No Words

Yesterday, 59 people died in Las Vegas. Over 500 were injured. One gunman, with many high-powered rifles, standing at his window on the 32nd floor of the Mandalay Bay Hotel, looking out over the glittering expanse of Las Vegas, the beauty of the high desert obscured in darkness beyond, firing down into a crowd of people.

There are no words left to say when these things happen. They've all been said before. They will all be said again when it happens the next time. And of course it will happen again.

When I was 14 years old, crouching beneath my desk in social studies, the school under lockdown as two boys killed 13 people at Columbine High School 30 minutes away, it felt like a terrible anomaly. A once-in-a-lifetime tragedy. Everyone treated it that way.

I remember the quality of the light that afternoon as my friend drove me home in his red Chevy pickup -- a little too stark for Spring, a little colder than it should have been for that April day. I remember listening to Elton John's "Candle in the Wind" play on the radio as we drove in silence.

These massacres have become too commonplace to sear my memory so deeply now.

...

Two and a half years ago, a man carrying a gun entered Emanuel African Methodist Episcopal Church in Charleston and killed nine people. Nine days later, then-President Obama stood before a crowd of people giving the eulogy for Reverend Pinckney. He stood at the podium. "Amazing grace." Pause. "Amazing grace."

And then, unaccompanied, broke into song, "ahhh-mazing grace, how sweet the sound..."

I remember watching the video of Obama singing for the first time. The hairs on my arms stood on end. My chest tightened. Listening to him sing, then listening again. My mind preserved that memory, that feeling. 

At times of tragedy, it is so easy to deliver the same rote platitudes. What can be said? Words themselves are woefully inadequate balms for a battered soul.

...

It is not the words. Never has that been more evident that yesterday as we woke up to a rising death toll. "Warmest sympathies" were the first words from the President, issued over his Twitter feed to a nation feeling the full brunt of the punch for which we are now perpetually braced. 

"Warmest sympathies." 

A platitude, and a painfully awkward one at that -- "warmest" usually being a word paired with "wishes" or "congratulations," one used for happy occasions: the births of babies, marriages, holidays. It belied something deeper: a man so ill-versed in empathy that even this most rote of phrases was mangled in his delivery. 

...

"Amazing Grace" was written in 1779, three years after the United States declared its independence. Almost 240 years later, I've come across very few who don't know the words. It's part of the American identity, an acknowledgement of a deeply flawed existence always striving to find the better angels of our nature. 

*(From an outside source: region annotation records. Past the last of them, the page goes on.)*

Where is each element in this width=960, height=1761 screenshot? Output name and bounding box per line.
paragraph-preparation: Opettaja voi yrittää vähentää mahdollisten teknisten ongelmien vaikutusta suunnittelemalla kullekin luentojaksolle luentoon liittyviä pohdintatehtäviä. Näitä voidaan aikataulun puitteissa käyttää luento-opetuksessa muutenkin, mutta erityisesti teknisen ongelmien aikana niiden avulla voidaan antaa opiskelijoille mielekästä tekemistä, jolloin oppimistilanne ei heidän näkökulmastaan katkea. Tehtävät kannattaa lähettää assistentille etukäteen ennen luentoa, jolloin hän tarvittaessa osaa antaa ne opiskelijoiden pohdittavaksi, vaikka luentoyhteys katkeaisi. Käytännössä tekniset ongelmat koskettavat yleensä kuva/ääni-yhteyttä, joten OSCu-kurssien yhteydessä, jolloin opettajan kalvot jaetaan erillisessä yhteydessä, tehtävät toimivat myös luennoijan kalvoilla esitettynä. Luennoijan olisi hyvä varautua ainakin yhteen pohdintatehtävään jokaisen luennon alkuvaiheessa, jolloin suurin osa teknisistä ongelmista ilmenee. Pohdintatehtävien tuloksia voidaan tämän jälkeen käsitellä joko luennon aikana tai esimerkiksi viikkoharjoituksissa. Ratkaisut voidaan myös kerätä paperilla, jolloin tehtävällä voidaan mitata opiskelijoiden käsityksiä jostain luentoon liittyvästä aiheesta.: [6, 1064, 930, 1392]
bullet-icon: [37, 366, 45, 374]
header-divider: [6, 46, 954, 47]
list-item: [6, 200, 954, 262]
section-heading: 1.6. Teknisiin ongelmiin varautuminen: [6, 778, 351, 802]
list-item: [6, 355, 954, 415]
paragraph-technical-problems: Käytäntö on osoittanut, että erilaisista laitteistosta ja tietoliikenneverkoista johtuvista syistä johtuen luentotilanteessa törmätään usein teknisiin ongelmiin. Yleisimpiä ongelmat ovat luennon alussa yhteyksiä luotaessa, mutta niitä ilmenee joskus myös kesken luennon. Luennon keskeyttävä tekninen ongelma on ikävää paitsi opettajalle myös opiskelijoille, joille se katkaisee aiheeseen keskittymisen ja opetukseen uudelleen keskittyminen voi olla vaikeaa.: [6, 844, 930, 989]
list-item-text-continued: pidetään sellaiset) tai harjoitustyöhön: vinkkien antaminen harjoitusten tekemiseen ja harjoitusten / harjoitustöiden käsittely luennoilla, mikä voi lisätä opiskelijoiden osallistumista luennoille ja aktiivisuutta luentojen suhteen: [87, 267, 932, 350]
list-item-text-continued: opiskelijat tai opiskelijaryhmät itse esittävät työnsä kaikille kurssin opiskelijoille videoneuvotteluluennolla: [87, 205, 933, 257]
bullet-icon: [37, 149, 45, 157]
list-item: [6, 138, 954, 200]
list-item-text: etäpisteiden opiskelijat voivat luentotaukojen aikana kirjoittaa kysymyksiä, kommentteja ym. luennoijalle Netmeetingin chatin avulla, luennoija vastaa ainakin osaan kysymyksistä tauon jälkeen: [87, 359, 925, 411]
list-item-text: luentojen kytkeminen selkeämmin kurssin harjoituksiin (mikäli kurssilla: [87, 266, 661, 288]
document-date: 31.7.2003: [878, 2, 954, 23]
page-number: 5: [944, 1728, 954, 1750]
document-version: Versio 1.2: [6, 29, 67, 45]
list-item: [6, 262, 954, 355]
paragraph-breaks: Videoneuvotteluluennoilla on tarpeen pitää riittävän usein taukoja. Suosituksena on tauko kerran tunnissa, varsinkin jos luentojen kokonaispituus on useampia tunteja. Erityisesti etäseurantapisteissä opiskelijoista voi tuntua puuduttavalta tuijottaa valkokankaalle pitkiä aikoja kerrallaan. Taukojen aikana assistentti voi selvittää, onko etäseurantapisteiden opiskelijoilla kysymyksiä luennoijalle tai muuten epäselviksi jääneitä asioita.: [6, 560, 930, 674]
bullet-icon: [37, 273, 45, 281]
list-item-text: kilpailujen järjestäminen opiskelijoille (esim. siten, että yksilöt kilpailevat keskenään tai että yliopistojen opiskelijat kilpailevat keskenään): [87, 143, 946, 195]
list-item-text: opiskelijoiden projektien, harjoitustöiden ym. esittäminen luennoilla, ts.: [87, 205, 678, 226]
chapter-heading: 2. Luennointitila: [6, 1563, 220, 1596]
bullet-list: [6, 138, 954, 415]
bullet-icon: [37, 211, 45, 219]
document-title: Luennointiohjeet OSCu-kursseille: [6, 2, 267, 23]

To sing "Amazing Grace" at a funeral is not a novel idea. It's done all the time. It's quite another to hear it sung by a President, impromptu and unaccompanied, reverberating out across a packed church and dozens of live broadcast channels to a nation thoroughly steeped in rote platitudes about the latest  gun violence tragedy. In the midst of so many tepid, impotent responses, it was a sharp splash of ice water to the face.

On that day, at that funeral, the words of the song "Amazing Grace" were barely relevant. They paled in comparison to how they were voiced. President Obama imbued them with deep empathy for the families of the victims, with a nuanced recognition of the community that had been targeted. In two and a half minutes -- from the first bars of the hymn sung solo, to the great swell of voices rising to join the President, to the speaking of the nines names of the people who died that Wednesday in Emanuel African Methodist Episcopal Church -- Obama did what so many carefully expressed sympathies had failed to do: he reawakened our national grief. He reminded us that this is not normal, that we cannot allow ourselves to go numb, that on these occasions the shutter of our mind should click, capturing the quality of the light, the glitter of so many neon signs against the darkness of a high desert. 

...

Last night, after I put my daughter to bed, I pulled up Obama's rendition of "Amazing Grace" on YouTube and sat on the couch in the darkness of my living room. 

"Amazing grace." Pause. "Amazing grace." Pause. "Ahhh-mazing grace, how sweet the sound..." 



There are no words. 

But with empathy and grace, there might still be hope.